Must be, cause Valero station coffee up here is crap.

admiralsnackbar
12-10-2012, 08:42 PM
it's my impression the Democratic caucus does lack the intellectual courage to to discuss means testing for Medicare. am I mistaken about that?


No, we agree, I think -- I do take exception to the insinuation that this is strictly a partisan or ideological failing, though. The GOP's core base lives within the Medicare program, and their children are knocking on its door, which can only weaken their political resolve however ideologically well-intentioned. Add to this the fact that the Republicans will be doubly cautious about alienating voters at large by tinkering with beloved programs like Medicare (suicidal Tea Party nitwits notwithstanding) and it seems to me we meet conditions which all-but-assure bipartisan, bicameral ostriching on the issue until the economy recovers and entitlement issues are less pronounced an issue for the polity (although a persuasive case can also be made for all this inflexible grandstanding from both parties simply being a new baseline for political discourse thanks to the huge expansion of the "24-hour" political entertainment journalism industry over the past 20 years.

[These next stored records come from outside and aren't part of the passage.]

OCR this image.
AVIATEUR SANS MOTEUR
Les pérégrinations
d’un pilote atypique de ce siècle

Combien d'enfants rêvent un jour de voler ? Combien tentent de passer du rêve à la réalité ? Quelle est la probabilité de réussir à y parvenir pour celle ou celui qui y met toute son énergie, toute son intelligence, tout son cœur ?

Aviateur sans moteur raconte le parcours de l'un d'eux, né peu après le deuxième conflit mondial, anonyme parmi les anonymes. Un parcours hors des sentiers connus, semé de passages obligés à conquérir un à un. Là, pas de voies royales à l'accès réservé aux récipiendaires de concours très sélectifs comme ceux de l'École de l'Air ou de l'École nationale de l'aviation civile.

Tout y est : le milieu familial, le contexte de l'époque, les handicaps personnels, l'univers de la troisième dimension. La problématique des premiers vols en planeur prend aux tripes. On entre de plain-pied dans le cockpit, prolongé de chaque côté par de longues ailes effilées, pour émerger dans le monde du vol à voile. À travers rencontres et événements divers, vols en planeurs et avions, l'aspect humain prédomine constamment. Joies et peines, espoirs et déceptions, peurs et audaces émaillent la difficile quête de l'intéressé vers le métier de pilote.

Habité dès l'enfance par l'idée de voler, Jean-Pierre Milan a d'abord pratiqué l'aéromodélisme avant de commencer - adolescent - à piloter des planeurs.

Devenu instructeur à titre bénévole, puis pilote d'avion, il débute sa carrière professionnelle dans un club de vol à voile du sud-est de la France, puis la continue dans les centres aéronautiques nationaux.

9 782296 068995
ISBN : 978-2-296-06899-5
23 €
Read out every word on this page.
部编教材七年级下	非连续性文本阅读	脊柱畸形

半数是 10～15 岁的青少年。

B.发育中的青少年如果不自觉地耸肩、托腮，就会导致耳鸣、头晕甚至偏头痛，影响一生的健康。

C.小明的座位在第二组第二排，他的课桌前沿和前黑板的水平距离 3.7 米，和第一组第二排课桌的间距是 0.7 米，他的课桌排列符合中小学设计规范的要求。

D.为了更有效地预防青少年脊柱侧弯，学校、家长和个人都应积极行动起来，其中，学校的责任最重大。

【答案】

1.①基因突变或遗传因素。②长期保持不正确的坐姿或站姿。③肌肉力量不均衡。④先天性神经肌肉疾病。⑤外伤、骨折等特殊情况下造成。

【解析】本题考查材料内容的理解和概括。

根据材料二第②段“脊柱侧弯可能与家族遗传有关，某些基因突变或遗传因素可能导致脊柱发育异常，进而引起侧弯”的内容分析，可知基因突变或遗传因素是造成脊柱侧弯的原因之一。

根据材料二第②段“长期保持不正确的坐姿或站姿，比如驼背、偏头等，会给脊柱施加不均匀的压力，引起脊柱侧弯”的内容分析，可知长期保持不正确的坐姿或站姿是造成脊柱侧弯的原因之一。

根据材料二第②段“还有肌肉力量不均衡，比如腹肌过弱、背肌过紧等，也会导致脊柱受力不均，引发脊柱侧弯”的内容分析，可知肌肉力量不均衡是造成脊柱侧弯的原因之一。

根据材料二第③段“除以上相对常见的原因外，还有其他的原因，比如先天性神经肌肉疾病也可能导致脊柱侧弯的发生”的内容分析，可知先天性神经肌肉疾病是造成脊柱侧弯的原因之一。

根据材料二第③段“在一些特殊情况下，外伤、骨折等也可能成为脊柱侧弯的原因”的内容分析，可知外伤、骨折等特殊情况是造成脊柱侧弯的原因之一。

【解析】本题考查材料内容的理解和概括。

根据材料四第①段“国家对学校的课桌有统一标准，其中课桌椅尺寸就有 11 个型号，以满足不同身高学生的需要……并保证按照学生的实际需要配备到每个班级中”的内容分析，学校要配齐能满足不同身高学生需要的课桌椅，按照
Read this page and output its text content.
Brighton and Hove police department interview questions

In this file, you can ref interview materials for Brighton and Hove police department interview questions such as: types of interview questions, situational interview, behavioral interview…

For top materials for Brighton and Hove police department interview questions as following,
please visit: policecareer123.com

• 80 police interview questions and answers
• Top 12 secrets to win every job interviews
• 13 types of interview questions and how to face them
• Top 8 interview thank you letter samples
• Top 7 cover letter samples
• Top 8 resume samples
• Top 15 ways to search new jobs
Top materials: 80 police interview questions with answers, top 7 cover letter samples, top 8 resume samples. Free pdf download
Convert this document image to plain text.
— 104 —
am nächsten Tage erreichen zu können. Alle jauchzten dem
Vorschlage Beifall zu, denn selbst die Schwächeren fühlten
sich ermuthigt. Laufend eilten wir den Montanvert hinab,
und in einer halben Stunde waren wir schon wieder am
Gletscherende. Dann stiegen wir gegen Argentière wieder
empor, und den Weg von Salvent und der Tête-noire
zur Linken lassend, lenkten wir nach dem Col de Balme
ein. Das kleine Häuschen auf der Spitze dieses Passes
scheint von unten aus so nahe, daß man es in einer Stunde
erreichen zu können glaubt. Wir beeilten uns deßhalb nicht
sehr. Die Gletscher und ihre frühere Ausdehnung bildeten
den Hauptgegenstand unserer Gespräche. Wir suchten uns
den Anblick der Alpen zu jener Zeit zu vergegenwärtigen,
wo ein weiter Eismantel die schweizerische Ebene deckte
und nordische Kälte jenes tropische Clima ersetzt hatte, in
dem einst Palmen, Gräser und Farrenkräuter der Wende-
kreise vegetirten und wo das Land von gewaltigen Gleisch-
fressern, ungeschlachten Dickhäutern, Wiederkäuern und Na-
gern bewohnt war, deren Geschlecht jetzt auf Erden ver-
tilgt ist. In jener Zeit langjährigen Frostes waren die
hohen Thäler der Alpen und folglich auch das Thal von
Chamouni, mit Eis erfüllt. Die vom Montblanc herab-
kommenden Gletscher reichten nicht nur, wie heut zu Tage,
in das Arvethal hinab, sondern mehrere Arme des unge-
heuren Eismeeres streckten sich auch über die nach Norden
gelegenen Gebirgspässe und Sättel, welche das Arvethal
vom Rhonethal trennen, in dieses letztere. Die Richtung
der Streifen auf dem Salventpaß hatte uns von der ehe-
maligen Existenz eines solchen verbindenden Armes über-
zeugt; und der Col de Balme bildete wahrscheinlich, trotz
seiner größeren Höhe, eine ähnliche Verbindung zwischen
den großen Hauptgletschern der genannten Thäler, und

Anyway, I've replaced the coffee with Chimay, and the Spurs ain't goan' watch theyselves, so cheerio, gents.

Nbadan
12-10-2012, 08:56 PM
“It is inevitable that Social Security, Medicare, and other government programs will become less generous toward the rich than they are today.”

Democrats don't think that means testing will make these programs feel more like entitlements, they just think that people should get what they were promised rather than another carrier or plane we don't need

Nbadan
12-10-2012, 09:09 PM
Don't take my word for it...ask the Governa...


http://www.youtube.com/watch?feature=player_embedded&v=ihUoRD4pYzI

Wild Cobra
12-11-2012, 03:42 AM
Well, the part Reagan got wrong is that there is no trust fund. It has zero or low interest rate bearing bonds to back it up, and that's it. It is a surplus into the budget that congress just spends.

Reagan's main point is spot on. SS has nothing to do with the budget or deficit.

Wild Cobra
12-11-2012, 03:57 AM
Well Propaganda Dan...

Gotta love Reagan's whit:

UOpkkFkifq0

Wild Cobra
12-11-2012, 03:59 AM
"I knew Thomas Jefferson"

-Ronald Reagan

Winehole23
12-11-2012, 04:18 AM
No, we agree, I think -- I do take exception to the insinuation that this is strictly a partisan or ideological failing, though. The GOP's core base lives within the Medicare program, and their children are knocking on its door, which can only weaken their political resolve however ideologically well-intentioned. Add to this the fact that the Republicans will be doubly cautious about alienating voters at large by tinkering with beloved programs like Medicare (suicidal Tea Party nitwits notwithstanding) and it seems to me we meet conditions which all-but-assure bipartisan, bicameral ostriching on the issue until the economy recovers and entitlement issues are less pronounced an issue for the polity (although a persuasive case can also be made for all this inflexible grandstanding from both parties simply being a new baseline for political discourse thanks to the huge expansion of the "24-hour" political entertainment journalism industry over the past 20 years.agree 100%


Anyway, I've replaced the coffee with Chimay...Why deny yourself coffee? Or was that just for the nonce?

Wild Cobra
12-11-2012, 04:19 AM
Moderate amounts of coffee helps keep the liver clean.